Key-pair (JWT) authentication

SnowflakeSource authenticates with key-pair JWT auth (authenticator="SNOWFLAKE_JWT"). You supply the PEM private key content (private_key_pem); at connect time it is loaded and converted to DER / PKCS8 and passed to the connector as private_key. There is no password.

The private key is a secret — supply it via ${ENV} and never inline it; to_dict() masks it (see the warning below).

Pushdown only → Arrow → local DuckDB view

SnowflakeSource supports source-level query pushdown only — there is no table_name path. build_source requires a query and dispatches when database_path is a snowflake://<account> URI; the account is parsed out of that URI. The flow:

  1. Connect to Snowflake with the JWT key-pair kwargs (account / user / warehouse, plus optional database / schema / role).
  2. Run the pushed query; fetch the result as an Arrow table (fetch_arrow_all).
  3. Register that Arrow table as a local DuckDB view named snowflake_<digest> — which sql_expr() returns. Downstream operators read it like any other DuckDB relation.

Feature-view YAML example

yaml
# feature_views/user_snowflake.yaml
name: user_attributes
entities:
  - user
source:
  name: user_attributes_snowflake
  database_path: "snowflake://${SNOWFLAKE_ACCOUNT}"     # account in the URI
  query: "SELECT user_id, country, tier FROM analytics.public.user_dim"
  snowflake_user: "${SNOWFLAKE_USER}"
  snowflake_warehouse: "${SNOWFLAKE_WAREHOUSE}"
  snowflake_private_key: "${SNOWFLAKE_PRIVATE_KEY}"     # PEM content (secret)
  snowflake_database: "${SNOWFLAKE_DATABASE}"           # optional
  snowflake_schema: "${SNOWFLAKE_SCHEMA}"               # optional
  snowflake_role: "${SNOWFLAKE_ROLE}"                   # optional
  timestamp_field: event_timestamp
features:
  - name: country
    dtype: VARCHAR
  - name: tier
    dtype: VARCHAR

build_source fails fast if any required field is missing — the account in the snowflake://<account> URI plus snowflake_user, snowflake_warehouse, and snowflake_private_key are all required (and a query is mandatory, since only pushdown is supported). snowflake_database / snowflake_schema / snowflake_role are optional and only passed to the connector when set.

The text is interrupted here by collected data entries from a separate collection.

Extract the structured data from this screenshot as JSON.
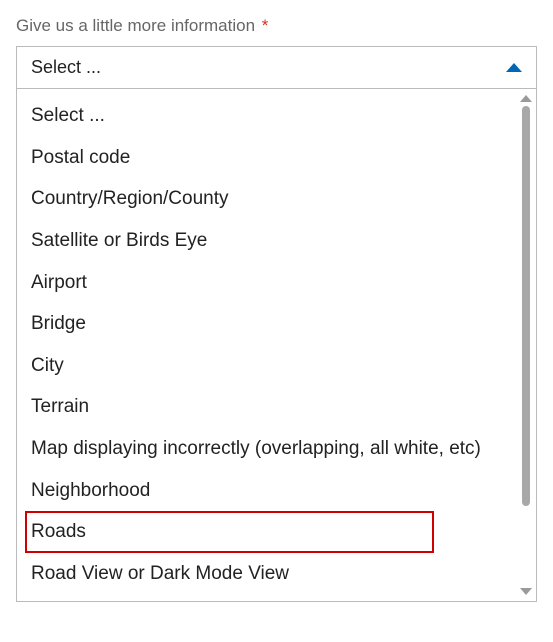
{
  "field": {
    "label": "Give us a little more information",
    "required_mark": "*"
  },
  "select": {
    "value": "Select ...",
    "options": [
      "Select ...",
      "Postal code",
      "Country/Region/County",
      "Satellite or Birds Eye",
      "Airport",
      "Bridge",
      "City",
      "Terrain",
      "Map displaying incorrectly (overlapping, all white, etc)",
      "Neighborhood",
      "Roads",
      "Road View or Dark Mode View"
    ],
    "highlighted_index": 10
  }
}
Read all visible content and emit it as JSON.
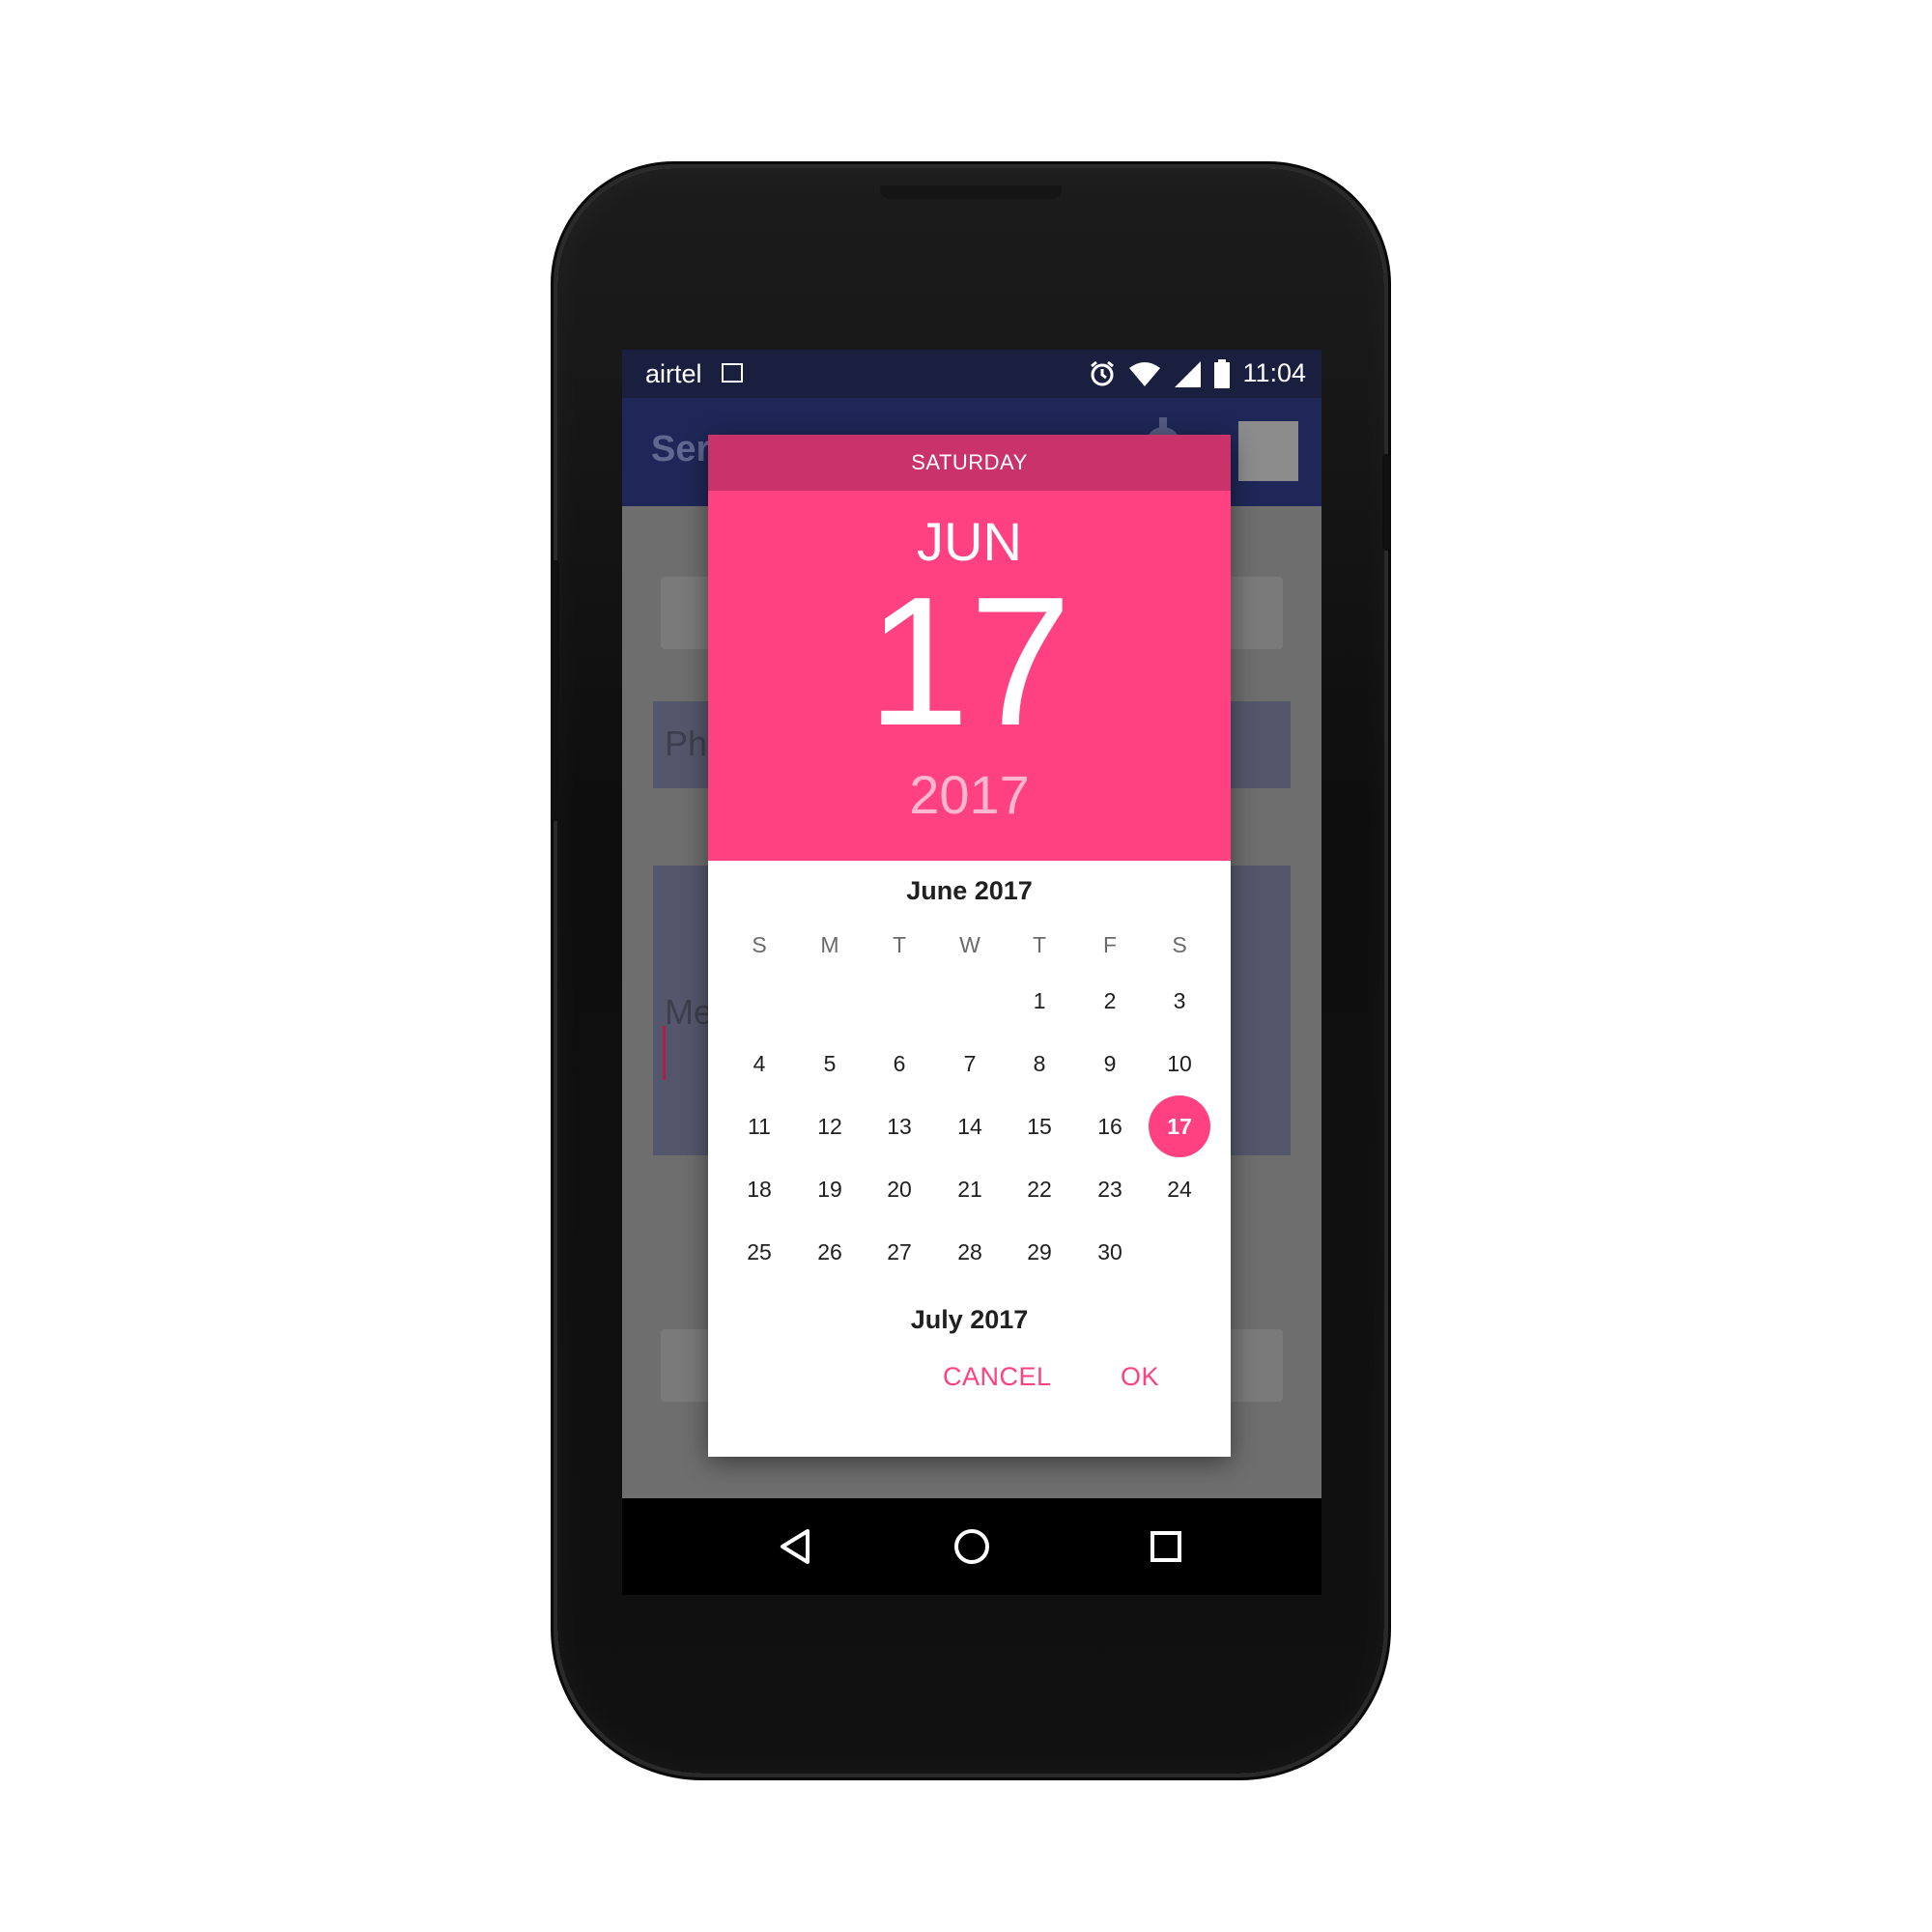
{
  "status_bar": {
    "carrier": "airtel",
    "time": "11:04"
  },
  "app": {
    "title_partial": "Ser",
    "phone_placeholder_partial": "Ph",
    "message_placeholder_partial": "Me"
  },
  "dialog": {
    "day_of_week": "SATURDAY",
    "month": "JUN",
    "day": "17",
    "year": "2017",
    "current_month_label": "June 2017",
    "next_month_label": "July 2017",
    "weekdays": [
      "S",
      "M",
      "T",
      "W",
      "T",
      "F",
      "S"
    ],
    "weeks": [
      [
        "",
        "",
        "",
        "",
        "1",
        "2",
        "3"
      ],
      [
        "4",
        "5",
        "6",
        "7",
        "8",
        "9",
        "10"
      ],
      [
        "11",
        "12",
        "13",
        "14",
        "15",
        "16",
        "17"
      ],
      [
        "18",
        "19",
        "20",
        "21",
        "22",
        "23",
        "24"
      ],
      [
        "25",
        "26",
        "27",
        "28",
        "29",
        "30",
        ""
      ]
    ],
    "selected_day": "17",
    "cancel_label": "CANCEL",
    "ok_label": "OK"
  },
  "colors": {
    "accent": "#ff4081",
    "accent_dark": "#c9336a",
    "status_bar": "#1a1f40",
    "toolbar": "#1e2757"
  }
}
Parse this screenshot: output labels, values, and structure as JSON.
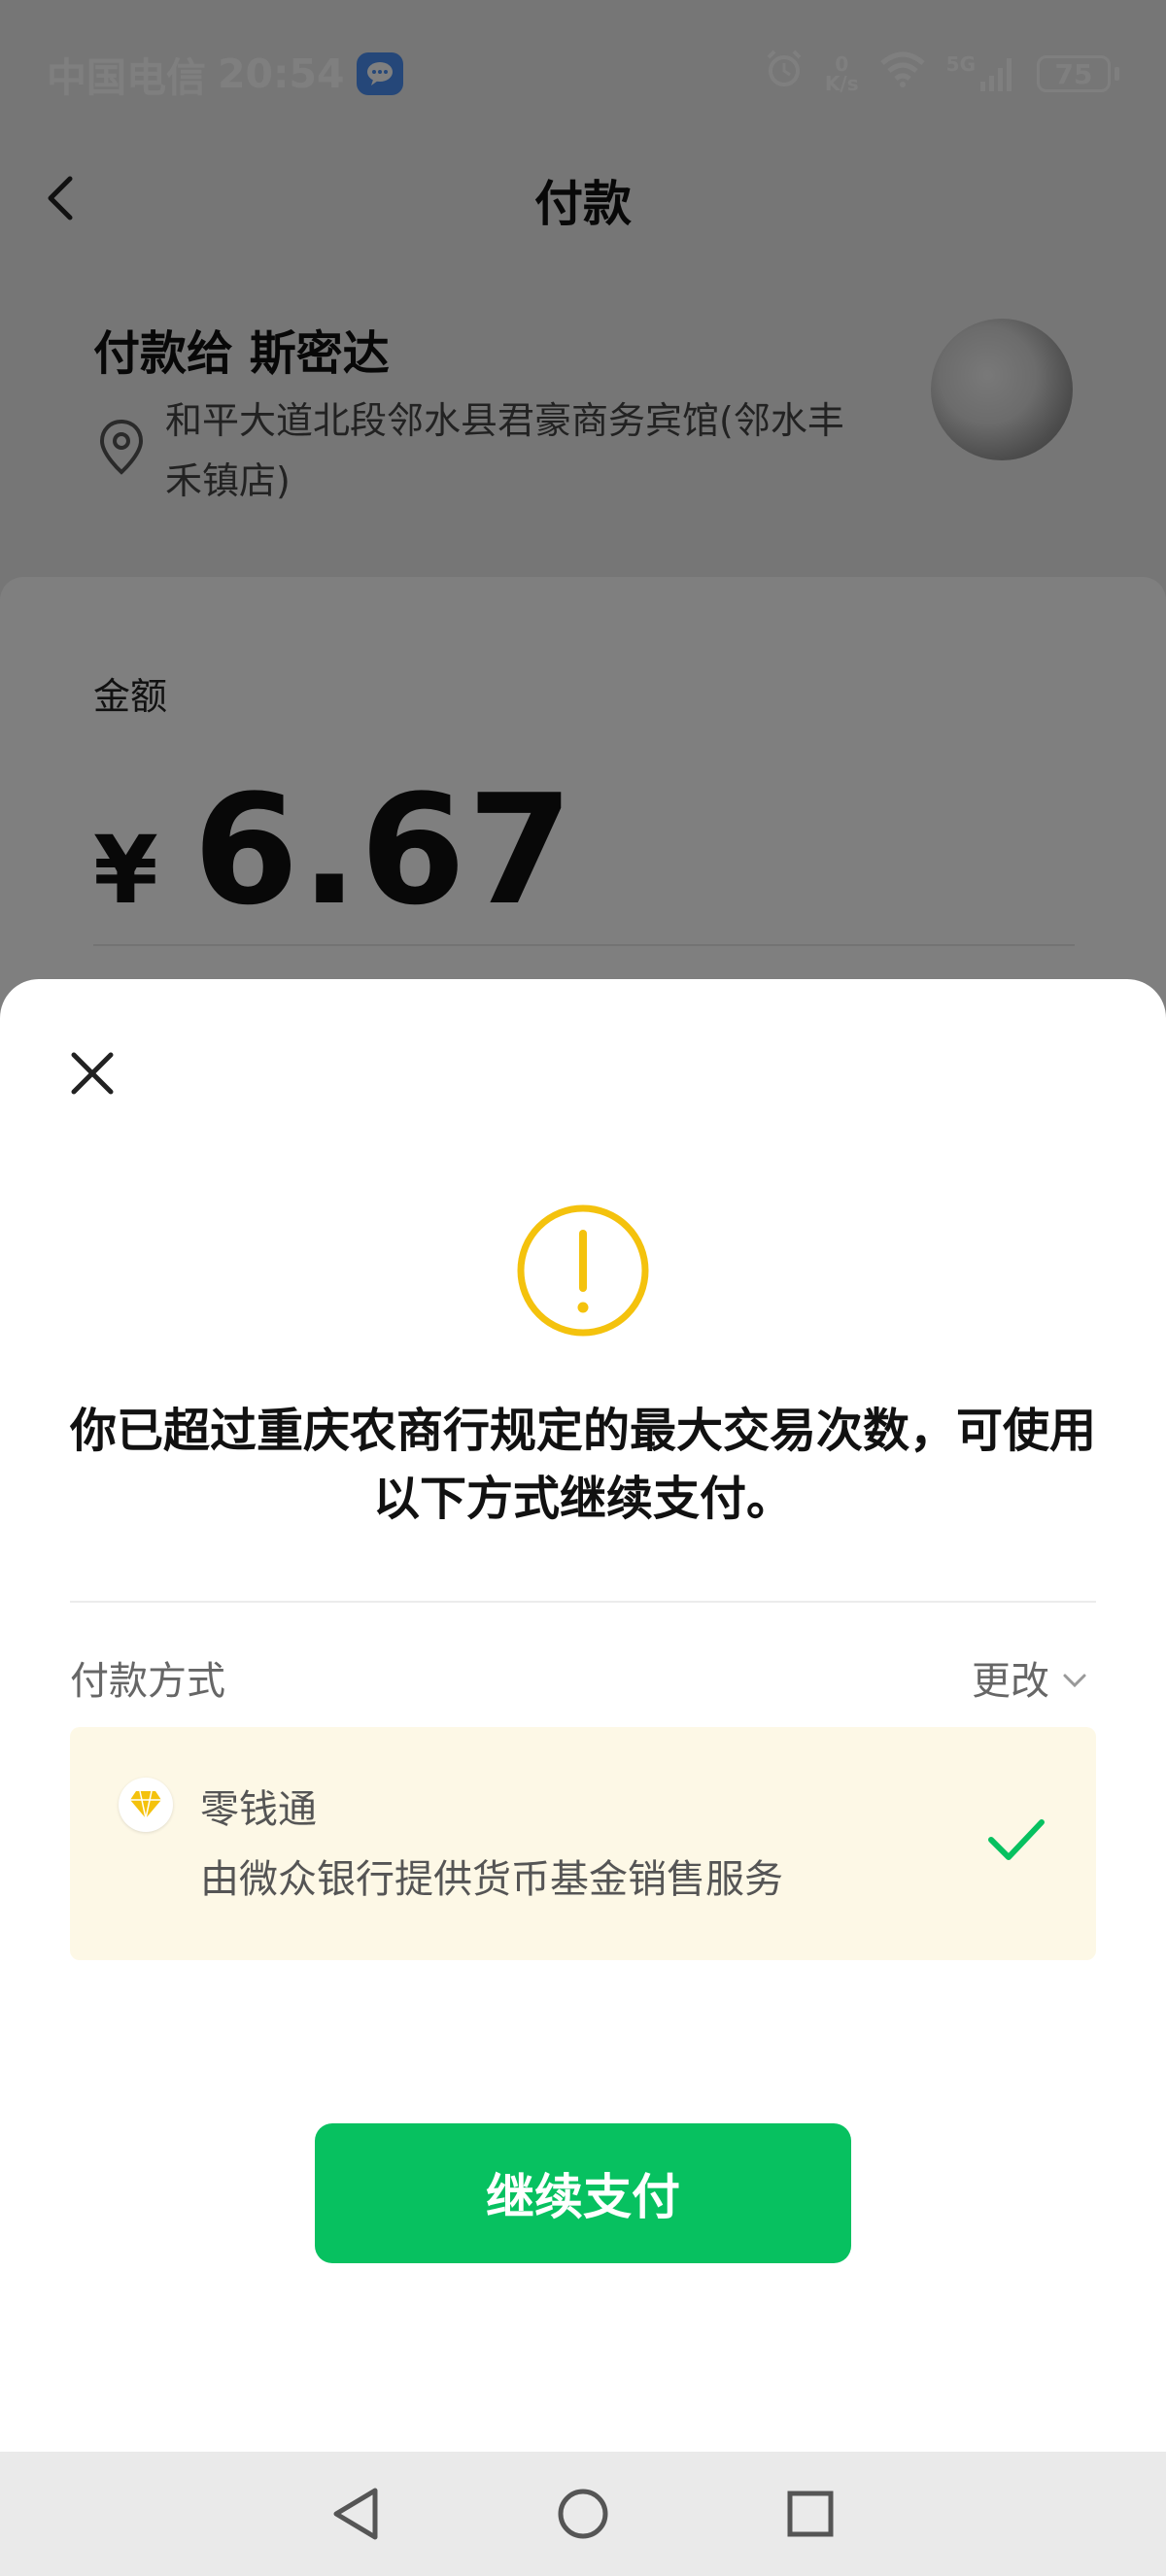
{
  "status_bar": {
    "carrier": "中国电信",
    "time": "20:54",
    "net_speed_value": "0",
    "net_speed_unit": "K/s",
    "network": "5G",
    "battery": "75"
  },
  "header": {
    "title": "付款"
  },
  "payee": {
    "name": "付款给 斯密达",
    "address": "和平大道北段邻水县君豪商务宾馆(邻水丰禾镇店)"
  },
  "amount": {
    "label": "金额",
    "currency": "¥",
    "value": "6.67"
  },
  "sheet": {
    "message": "你已超过重庆农商行规定的最大交易次数，可使用以下方式继续支付。",
    "payment_method_label": "付款方式",
    "change_label": "更改",
    "method": {
      "name": "零钱通",
      "description": "由微众银行提供货币基金销售服务"
    },
    "continue_button": "继续支付"
  },
  "colors": {
    "primary_green": "#07c160",
    "warning_yellow": "#f4c20d",
    "method_bg": "#fdf8e6"
  }
}
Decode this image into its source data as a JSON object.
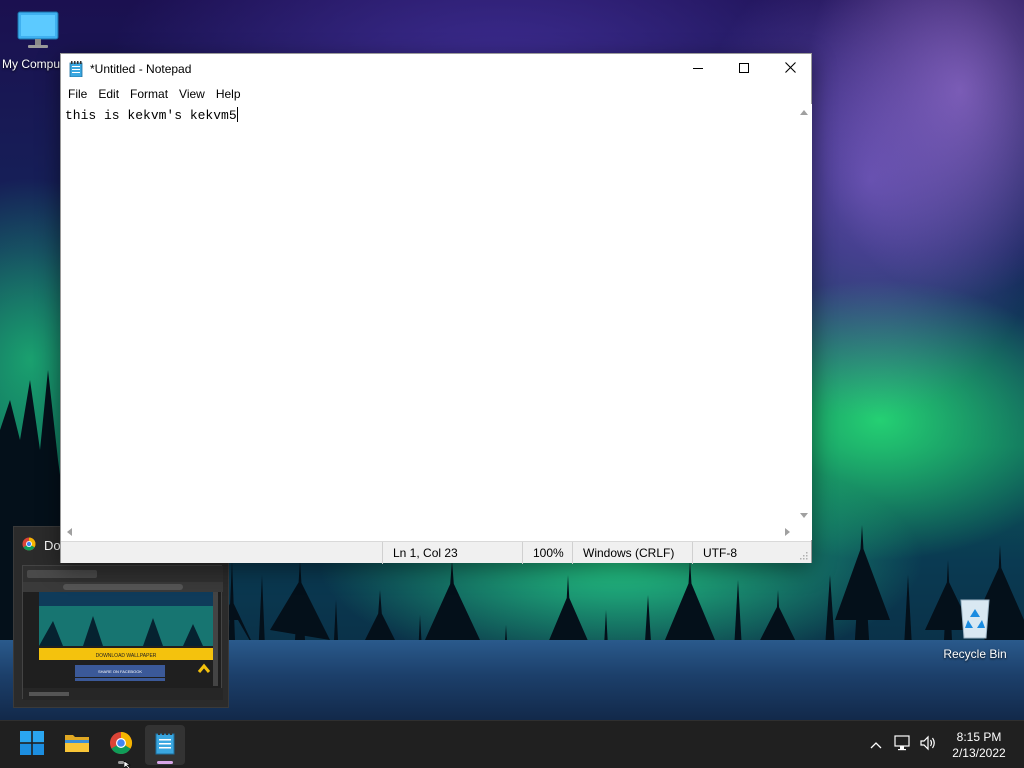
{
  "desktop": {
    "icons": [
      {
        "label": "My Computer",
        "icon": "monitor-icon"
      },
      {
        "label": "Recycle Bin",
        "icon": "recycle-bin-icon"
      }
    ]
  },
  "chrome_preview": {
    "title": "Do",
    "icon": "chrome-icon",
    "thumbnail_texts": {
      "button1": "DOWNLOAD WALLPAPER",
      "button2": "SHARE ON FACEBOOK"
    }
  },
  "notepad": {
    "title": "*Untitled - Notepad",
    "menu": [
      "File",
      "Edit",
      "Format",
      "View",
      "Help"
    ],
    "content": "this is kekvm's kekvm5",
    "status": {
      "position": "Ln 1, Col 23",
      "zoom": "100%",
      "line_ending": "Windows (CRLF)",
      "encoding": "UTF-8"
    }
  },
  "taskbar": {
    "apps": [
      {
        "name": "start",
        "icon": "windows-logo-icon"
      },
      {
        "name": "file-explorer",
        "icon": "folder-icon"
      },
      {
        "name": "chrome",
        "icon": "chrome-icon"
      },
      {
        "name": "notepad",
        "icon": "notepad-icon"
      }
    ],
    "tray": {
      "time": "8:15 PM",
      "date": "2/13/2022"
    }
  },
  "colors": {
    "taskbar_bg": "#202020",
    "windows_blue": "#0078d4",
    "folder_yellow": "#f8c537",
    "notepad_active_indicator": "#d7a6e8"
  }
}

Secrets via ${ENV}, never inline

Always inject snowflake_private_key (the PEM key content) and the snowflake://${SNOWFLAKE_ACCOUNT} account via ${ENV} references — never paste a literal key or account into the YAML. to_dict() masks snowflake_private_key (a value that is entirely a single ${VAR} reference is shown verbatim; any literal key becomes ***), so catalog show / service show / lineage never leak it.